»Patrón.«
»Jorge … warum jetzt?« Kopfschüttelnd schaue ich Jorge an, dann ziehe ich intensiv am Joint. Die Glut erreicht schnell meine Fingerspitzen. Der Schmerz wird heftig. Ich ziehe noch einmal und werfe den Stummel auf den Boden. Ein gutes Kraut. Wahrlich. Mit dieser Qualität kann ich mich überall sehen lassen. Auf jeder Party, bei jedem Händler. Es ist sein Geld mehr als wert. Jorge setzt sich mir gegenüber und wird warten, bis ich ihm zunicke. Was ich auch tun werde, aber zuvor schließe ich die Augen, lege den Kopf zurück aufs Polster und genieße dieses Gefühl von Freiheit, von Kraft. Durch die Windungen in meinem Hirn rauschen Ideen und Bilder wie auf einer Achterbahn in jeden Winkel, und von manchen habe ich den Eindruck, dass ich sie niemals ohne dieses Kraut denken könnte. Nur langsam verebbt diese Welle aus Freude und Licht, die Geräusche des Clubs treten wieder hervor. Jorge unterhält sich mit jemand. Einer Frau. Ich öffne ein Auge und sehe nach.
»Ich bin verliebt«, sagt Jorge zu dem Mädchen, »in dich.« Sie antwortet nicht, ringt sich ein Lächeln ab und stellt die leeren Gläser vom Tisch auf ihr Tablett. Dieses Mädchen ist wahrlich eine intensive Schönheit. Ein Gesamtkunstwerk. Aus einem Guss.
»Wie heißt du?«, fragt Jorge. Sie sieht ihn an. Natürlich weiß er, dass Namen in diesem Club nicht genannt werden. Die Mädchen hier drin sind tabu. Keiner weiß, wie sie heißen. Die meisten von ihnen studieren und arbeiten nur ab und zu hier, wenn Semesterferien sind. Aber vor allem gehört dieser Club dem Polizeichef. Alles hier drin gehört dem Polizeichef. Auch die Mädchen. Jorge weiß das.

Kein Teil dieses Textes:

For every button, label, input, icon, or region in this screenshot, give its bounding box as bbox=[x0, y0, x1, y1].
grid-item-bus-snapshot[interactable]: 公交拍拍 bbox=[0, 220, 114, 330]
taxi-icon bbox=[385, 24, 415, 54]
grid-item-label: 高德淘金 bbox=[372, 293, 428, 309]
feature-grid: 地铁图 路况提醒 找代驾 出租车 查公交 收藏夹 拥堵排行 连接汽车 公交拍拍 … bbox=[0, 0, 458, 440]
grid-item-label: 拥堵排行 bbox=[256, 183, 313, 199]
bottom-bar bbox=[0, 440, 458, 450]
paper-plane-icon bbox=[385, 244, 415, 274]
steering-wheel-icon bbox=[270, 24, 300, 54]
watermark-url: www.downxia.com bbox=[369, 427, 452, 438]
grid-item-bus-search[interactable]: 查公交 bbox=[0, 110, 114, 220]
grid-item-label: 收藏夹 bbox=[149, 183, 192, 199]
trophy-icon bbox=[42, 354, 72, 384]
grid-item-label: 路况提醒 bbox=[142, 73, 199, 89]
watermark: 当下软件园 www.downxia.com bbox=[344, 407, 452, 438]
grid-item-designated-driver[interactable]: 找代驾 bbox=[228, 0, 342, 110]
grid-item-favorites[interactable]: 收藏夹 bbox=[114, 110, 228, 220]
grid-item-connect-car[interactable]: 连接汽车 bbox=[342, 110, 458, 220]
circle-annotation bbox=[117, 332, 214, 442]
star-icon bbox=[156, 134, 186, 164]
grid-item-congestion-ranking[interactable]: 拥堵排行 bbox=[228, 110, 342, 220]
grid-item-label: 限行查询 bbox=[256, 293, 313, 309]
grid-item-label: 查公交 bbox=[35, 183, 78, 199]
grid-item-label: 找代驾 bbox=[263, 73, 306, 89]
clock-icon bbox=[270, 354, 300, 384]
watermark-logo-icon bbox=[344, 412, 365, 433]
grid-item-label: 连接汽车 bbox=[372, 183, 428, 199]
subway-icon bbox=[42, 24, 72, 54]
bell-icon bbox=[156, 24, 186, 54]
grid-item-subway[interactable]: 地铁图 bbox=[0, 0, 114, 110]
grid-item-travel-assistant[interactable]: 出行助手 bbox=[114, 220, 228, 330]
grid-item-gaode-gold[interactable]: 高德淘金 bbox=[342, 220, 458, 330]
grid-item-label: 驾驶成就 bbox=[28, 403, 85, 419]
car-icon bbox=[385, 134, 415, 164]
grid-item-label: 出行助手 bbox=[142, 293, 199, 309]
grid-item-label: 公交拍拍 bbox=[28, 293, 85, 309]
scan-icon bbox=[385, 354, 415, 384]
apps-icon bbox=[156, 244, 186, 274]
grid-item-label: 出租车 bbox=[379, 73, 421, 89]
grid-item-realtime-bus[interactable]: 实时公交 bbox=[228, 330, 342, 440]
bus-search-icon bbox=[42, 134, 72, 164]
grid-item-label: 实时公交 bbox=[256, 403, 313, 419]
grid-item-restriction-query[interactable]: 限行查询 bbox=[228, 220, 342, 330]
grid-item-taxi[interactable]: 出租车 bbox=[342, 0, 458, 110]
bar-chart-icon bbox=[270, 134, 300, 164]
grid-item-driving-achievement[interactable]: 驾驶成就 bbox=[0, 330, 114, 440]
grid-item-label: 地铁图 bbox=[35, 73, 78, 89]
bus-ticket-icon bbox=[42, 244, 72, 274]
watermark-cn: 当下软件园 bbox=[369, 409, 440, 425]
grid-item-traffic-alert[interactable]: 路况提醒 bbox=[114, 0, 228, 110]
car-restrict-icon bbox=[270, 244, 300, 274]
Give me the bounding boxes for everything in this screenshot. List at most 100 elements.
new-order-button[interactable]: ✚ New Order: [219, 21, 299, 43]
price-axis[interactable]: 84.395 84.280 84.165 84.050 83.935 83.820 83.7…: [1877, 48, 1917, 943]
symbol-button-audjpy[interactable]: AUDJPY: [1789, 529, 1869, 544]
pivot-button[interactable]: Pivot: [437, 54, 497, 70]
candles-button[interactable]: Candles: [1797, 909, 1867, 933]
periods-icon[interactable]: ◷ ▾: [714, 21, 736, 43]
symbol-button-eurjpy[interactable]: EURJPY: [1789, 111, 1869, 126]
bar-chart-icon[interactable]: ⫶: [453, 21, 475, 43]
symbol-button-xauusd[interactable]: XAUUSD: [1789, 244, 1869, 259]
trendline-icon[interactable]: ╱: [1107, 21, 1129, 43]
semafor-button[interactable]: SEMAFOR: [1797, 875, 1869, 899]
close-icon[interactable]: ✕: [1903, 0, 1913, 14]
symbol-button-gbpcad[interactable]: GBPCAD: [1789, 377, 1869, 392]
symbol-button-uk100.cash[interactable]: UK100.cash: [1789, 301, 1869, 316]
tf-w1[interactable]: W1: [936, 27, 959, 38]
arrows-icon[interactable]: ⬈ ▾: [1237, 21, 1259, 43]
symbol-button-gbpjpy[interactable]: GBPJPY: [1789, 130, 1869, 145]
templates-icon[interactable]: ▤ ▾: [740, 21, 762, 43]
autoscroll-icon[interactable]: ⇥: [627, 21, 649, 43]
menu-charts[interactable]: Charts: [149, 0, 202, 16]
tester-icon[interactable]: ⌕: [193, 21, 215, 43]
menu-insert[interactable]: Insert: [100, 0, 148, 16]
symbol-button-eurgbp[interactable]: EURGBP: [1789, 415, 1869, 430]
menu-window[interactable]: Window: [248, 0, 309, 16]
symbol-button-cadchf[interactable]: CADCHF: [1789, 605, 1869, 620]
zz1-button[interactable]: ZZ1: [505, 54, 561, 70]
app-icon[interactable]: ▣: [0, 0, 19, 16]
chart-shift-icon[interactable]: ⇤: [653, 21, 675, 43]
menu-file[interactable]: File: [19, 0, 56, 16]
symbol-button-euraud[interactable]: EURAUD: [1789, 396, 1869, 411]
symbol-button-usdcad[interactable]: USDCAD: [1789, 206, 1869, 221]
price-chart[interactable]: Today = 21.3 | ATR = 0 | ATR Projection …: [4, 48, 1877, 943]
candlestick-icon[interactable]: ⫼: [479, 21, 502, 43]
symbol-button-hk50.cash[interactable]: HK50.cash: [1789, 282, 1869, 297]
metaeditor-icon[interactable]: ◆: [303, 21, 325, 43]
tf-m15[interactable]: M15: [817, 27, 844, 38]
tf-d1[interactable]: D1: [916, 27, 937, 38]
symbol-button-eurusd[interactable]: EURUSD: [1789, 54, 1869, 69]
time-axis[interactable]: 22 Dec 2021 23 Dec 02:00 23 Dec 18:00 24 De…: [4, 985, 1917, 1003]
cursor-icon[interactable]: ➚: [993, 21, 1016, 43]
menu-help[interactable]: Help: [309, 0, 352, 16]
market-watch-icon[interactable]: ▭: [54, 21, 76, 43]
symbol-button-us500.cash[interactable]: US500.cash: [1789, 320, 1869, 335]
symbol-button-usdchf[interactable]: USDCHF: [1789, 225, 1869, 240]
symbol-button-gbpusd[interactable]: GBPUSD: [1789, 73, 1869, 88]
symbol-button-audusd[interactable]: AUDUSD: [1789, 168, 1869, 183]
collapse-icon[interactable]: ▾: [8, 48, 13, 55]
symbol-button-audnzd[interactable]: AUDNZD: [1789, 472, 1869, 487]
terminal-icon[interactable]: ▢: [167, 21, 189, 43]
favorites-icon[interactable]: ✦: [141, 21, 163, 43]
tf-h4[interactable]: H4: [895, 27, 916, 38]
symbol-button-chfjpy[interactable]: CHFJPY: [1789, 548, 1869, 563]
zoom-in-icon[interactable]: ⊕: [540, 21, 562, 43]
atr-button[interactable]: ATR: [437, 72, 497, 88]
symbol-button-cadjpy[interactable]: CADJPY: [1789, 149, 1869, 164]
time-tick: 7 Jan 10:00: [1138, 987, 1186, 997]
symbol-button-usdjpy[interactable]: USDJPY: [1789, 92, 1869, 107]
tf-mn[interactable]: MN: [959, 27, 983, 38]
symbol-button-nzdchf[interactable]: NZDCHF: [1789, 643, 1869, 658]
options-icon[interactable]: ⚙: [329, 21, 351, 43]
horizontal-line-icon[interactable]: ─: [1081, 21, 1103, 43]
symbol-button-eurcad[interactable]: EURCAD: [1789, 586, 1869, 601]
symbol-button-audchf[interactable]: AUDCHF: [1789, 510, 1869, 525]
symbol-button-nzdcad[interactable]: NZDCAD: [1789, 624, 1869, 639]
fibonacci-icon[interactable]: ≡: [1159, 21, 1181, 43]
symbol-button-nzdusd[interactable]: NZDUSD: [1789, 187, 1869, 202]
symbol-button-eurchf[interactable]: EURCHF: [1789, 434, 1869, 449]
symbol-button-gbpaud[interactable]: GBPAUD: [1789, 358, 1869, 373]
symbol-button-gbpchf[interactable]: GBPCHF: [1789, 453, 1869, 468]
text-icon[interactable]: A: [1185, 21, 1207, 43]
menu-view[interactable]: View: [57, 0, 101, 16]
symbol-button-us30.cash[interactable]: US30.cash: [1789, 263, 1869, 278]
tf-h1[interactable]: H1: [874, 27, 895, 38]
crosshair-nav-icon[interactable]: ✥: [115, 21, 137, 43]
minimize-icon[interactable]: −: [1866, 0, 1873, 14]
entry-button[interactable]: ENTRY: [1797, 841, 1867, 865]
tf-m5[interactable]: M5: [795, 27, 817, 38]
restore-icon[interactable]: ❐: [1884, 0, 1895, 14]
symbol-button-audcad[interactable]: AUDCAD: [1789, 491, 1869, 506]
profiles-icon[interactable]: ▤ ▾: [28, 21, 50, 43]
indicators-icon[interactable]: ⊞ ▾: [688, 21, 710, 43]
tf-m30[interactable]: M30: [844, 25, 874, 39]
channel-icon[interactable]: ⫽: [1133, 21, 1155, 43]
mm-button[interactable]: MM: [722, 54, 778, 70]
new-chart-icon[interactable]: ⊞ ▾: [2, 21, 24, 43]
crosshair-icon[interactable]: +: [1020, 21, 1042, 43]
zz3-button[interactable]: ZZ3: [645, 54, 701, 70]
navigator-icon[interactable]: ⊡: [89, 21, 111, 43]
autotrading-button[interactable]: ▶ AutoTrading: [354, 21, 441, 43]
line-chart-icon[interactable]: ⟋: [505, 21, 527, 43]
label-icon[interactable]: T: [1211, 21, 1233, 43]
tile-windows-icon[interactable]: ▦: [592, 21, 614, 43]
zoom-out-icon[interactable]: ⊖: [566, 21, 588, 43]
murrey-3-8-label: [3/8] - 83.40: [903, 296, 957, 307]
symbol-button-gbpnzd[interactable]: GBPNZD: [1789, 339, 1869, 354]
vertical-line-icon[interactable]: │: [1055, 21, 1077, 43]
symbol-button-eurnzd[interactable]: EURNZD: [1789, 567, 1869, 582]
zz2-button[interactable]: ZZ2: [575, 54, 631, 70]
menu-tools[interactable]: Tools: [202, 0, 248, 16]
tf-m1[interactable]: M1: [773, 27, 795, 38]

»Jorge …«, versuche ich mein Glück. Aber er fixiert sie wie ein Fuchs das Mauseloch.
»Bitte! Ich muss es wissen. Ich bringe mich sonst um.«
Bevor ich ihm ans Schienbein treten kann, hält die Schönheit kurz inne und schaut ihn an. »Pandora«, sagt sie.
Pandora, denke ich, wer heißt denn Pandora?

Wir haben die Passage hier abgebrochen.